Muß man sich nun wundern, daß Frauen tendenziell von solch einer Möglichkeit Gebrauch machen? Nein! Das machen Männer genauso - wenns möglich ist -ist's aber eben seltener. Man muß sich aber sehr wundern, daß solch Möglichkeiten überhaupt bestehen!
Nichts dagegen zu sagen, daß der während der Ehe erwirtschaftete Zugewinn geteilt wird. Der ist nicht wirklich zuordenbar.
Nicht mal wirklich was gegen Betreuungsunterhalt - solange wirklich bedarfsbezogen.
Aber beim besten Willen: Gebe ich die Ehe auf - so auch den daraus resultierenden Lebensstandard. Ich bin wieder allein: will sagen, auch wieder auf mich allein gestellt. Ich nehme die Hälfte des gemeinsamen Gewinns und habe mit dem anderen nichts mehr am Hut.

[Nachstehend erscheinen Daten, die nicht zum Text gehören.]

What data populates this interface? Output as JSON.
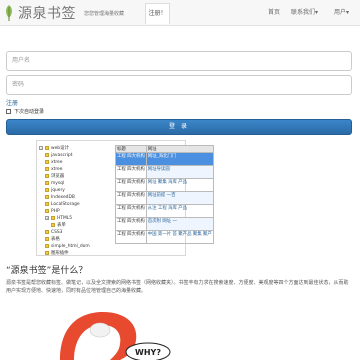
{
  "header": {
    "brand_name": "源泉书签",
    "slogan": "您您管理海量收藏",
    "register_tab": "注册！",
    "nav": {
      "home": "首页",
      "contact": "联系我们▾",
      "user": "用户▾"
    }
  },
  "login": {
    "username_placeholder": "用户名",
    "password_placeholder": "密码",
    "register_link": "注册",
    "remember_label": "下次自动登录",
    "login_button": "登 录"
  },
  "tree": {
    "items": [
      {
        "label": "web设计",
        "level": 0,
        "expander": "−"
      },
      {
        "label": "javascript",
        "level": 1
      },
      {
        "label": "xtree",
        "level": 1
      },
      {
        "label": "xtree",
        "level": 1
      },
      {
        "label": "浏览器",
        "level": 1
      },
      {
        "label": "mysql",
        "level": 1
      },
      {
        "label": "jquery",
        "level": 1
      },
      {
        "label": "IndexedDB",
        "level": 1
      },
      {
        "label": "LocalStorage",
        "level": 1
      },
      {
        "label": "PHP",
        "level": 1
      },
      {
        "label": "HTML5",
        "level": 1,
        "expander": "+"
      },
      {
        "label": "表单",
        "level": 2
      },
      {
        "label": "CSS3",
        "level": 1
      },
      {
        "label": "表格",
        "level": 1
      },
      {
        "label": "simple_html_dom",
        "level": 1
      },
      {
        "label": "图形插件",
        "level": 1
      }
    ]
  },
  "table": {
    "headers": [
      "标题",
      "网址"
    ],
    "rows": [
      {
        "title": "工程 四大机构",
        "url": "网址_海北门门"
      },
      {
        "title": "工程 四大机构",
        "url": "网址导读圆"
      },
      {
        "title": "工程 四大机构",
        "url": "网址 聚集 海库 产品"
      },
      {
        "title": "工程 四大机构",
        "url": "网址前提 一百"
      },
      {
        "title": "工程 四大机构",
        "url": "从注 工程 海库 产品"
      },
      {
        "title": "工程 四大机构",
        "url": "首次附 网址 一"
      },
      {
        "title": "工程 四大机构",
        "url": "中国 第一片 首 聚产品 聚集 聚产"
      }
    ]
  },
  "about": {
    "heading": "“源泉书签”是什么？",
    "description": "源泉书签是帮您收藏标签、做笔记，以及全文搜索的网络书签（网络收藏夹）。书签丰有力求在搜索速度、方便度、美观度等四个方面达到最佳状态，从而助用户实现方便地、快速地，同时有品位地管理自己的海量收藏。"
  },
  "mascot": {
    "bubble_text": "WHY?"
  }
}
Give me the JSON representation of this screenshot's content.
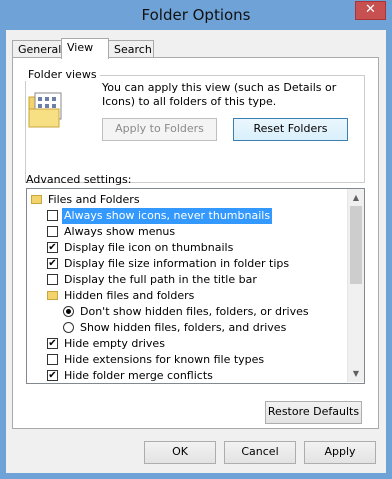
{
  "window": {
    "title": "Folder Options",
    "close_glyph": "✕"
  },
  "tabs": [
    {
      "label": "General"
    },
    {
      "label": "View"
    },
    {
      "label": "Search"
    }
  ],
  "folder_views": {
    "title": "Folder views",
    "description": "You can apply this view (such as Details or Icons) to all folders of this type.",
    "apply_label": "Apply to Folders",
    "reset_label": "Reset Folders"
  },
  "advanced": {
    "label": "Advanced settings:",
    "items": [
      {
        "kind": "folder",
        "label": "Files and Folders"
      },
      {
        "kind": "checkbox",
        "checked": false,
        "label": "Always show icons, never thumbnails",
        "selected": true
      },
      {
        "kind": "checkbox",
        "checked": false,
        "label": "Always show menus"
      },
      {
        "kind": "checkbox",
        "checked": true,
        "label": "Display file icon on thumbnails"
      },
      {
        "kind": "checkbox",
        "checked": true,
        "label": "Display file size information in folder tips"
      },
      {
        "kind": "checkbox",
        "checked": false,
        "label": "Display the full path in the title bar"
      },
      {
        "kind": "folder",
        "label": "Hidden files and folders"
      },
      {
        "kind": "radio",
        "checked": true,
        "label": "Don't show hidden files, folders, or drives"
      },
      {
        "kind": "radio",
        "checked": false,
        "label": "Show hidden files, folders, and drives"
      },
      {
        "kind": "checkbox",
        "checked": true,
        "label": "Hide empty drives"
      },
      {
        "kind": "checkbox",
        "checked": false,
        "label": "Hide extensions for known file types"
      },
      {
        "kind": "checkbox",
        "checked": true,
        "label": "Hide folder merge conflicts"
      }
    ]
  },
  "buttons": {
    "restore": "Restore Defaults",
    "ok": "OK",
    "cancel": "Cancel",
    "apply": "Apply"
  },
  "glyphs": {
    "check": "✔",
    "scroll_up": "▲",
    "scroll_down": "▼"
  }
}
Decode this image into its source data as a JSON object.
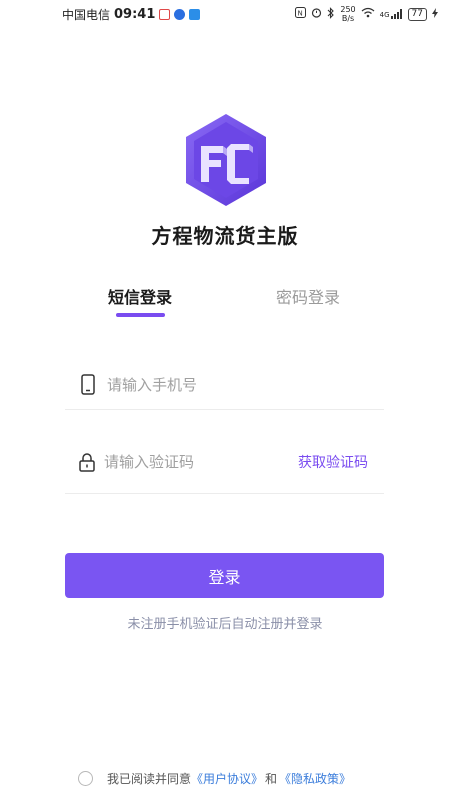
{
  "status_bar": {
    "carrier": "中国电信",
    "time": "09:41",
    "network_speed_value": "250",
    "network_speed_unit": "B/s",
    "signal_label": "4G",
    "battery": "77"
  },
  "app": {
    "title": "方程物流货主版"
  },
  "tabs": [
    {
      "label": "短信登录",
      "active": true
    },
    {
      "label": "密码登录",
      "active": false
    }
  ],
  "form": {
    "phone_placeholder": "请输入手机号",
    "code_placeholder": "请输入验证码",
    "get_code_label": "获取验证码"
  },
  "login_button_label": "登录",
  "hint_text": "未注册手机验证后自动注册并登录",
  "agreement": {
    "prefix": "我已阅读并同意",
    "user_agreement": "《用户协议》",
    "and": "和",
    "privacy_policy": "《隐私政策》",
    "checked": false
  },
  "colors": {
    "accent": "#7a55f2",
    "link": "#3b7ddb",
    "hint": "#8a8fa8"
  }
}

Ich bin im Osten unseres vereingten Landes groß geworden. Da war nun so ziemlich alles im Argen - aber das Scheidungsrecht war wirklich moderner und auf zwei souveräne Partner zugeschnitten. Da braucht mir auch keiner mit Betreuungsangeboten und ähnlichem Sozial-Gelaber kommen. Es ist am Ende eine Frage der Haltung. Entweder bin ich souverän und emanzipiert oder nicht.
Es ist mehr als nur unschön, daß der Staat sich in die Beziehungsausgestaltung zweier souveräner Menschen hineindrängt. Es ist Familie und Ehe verhindernd.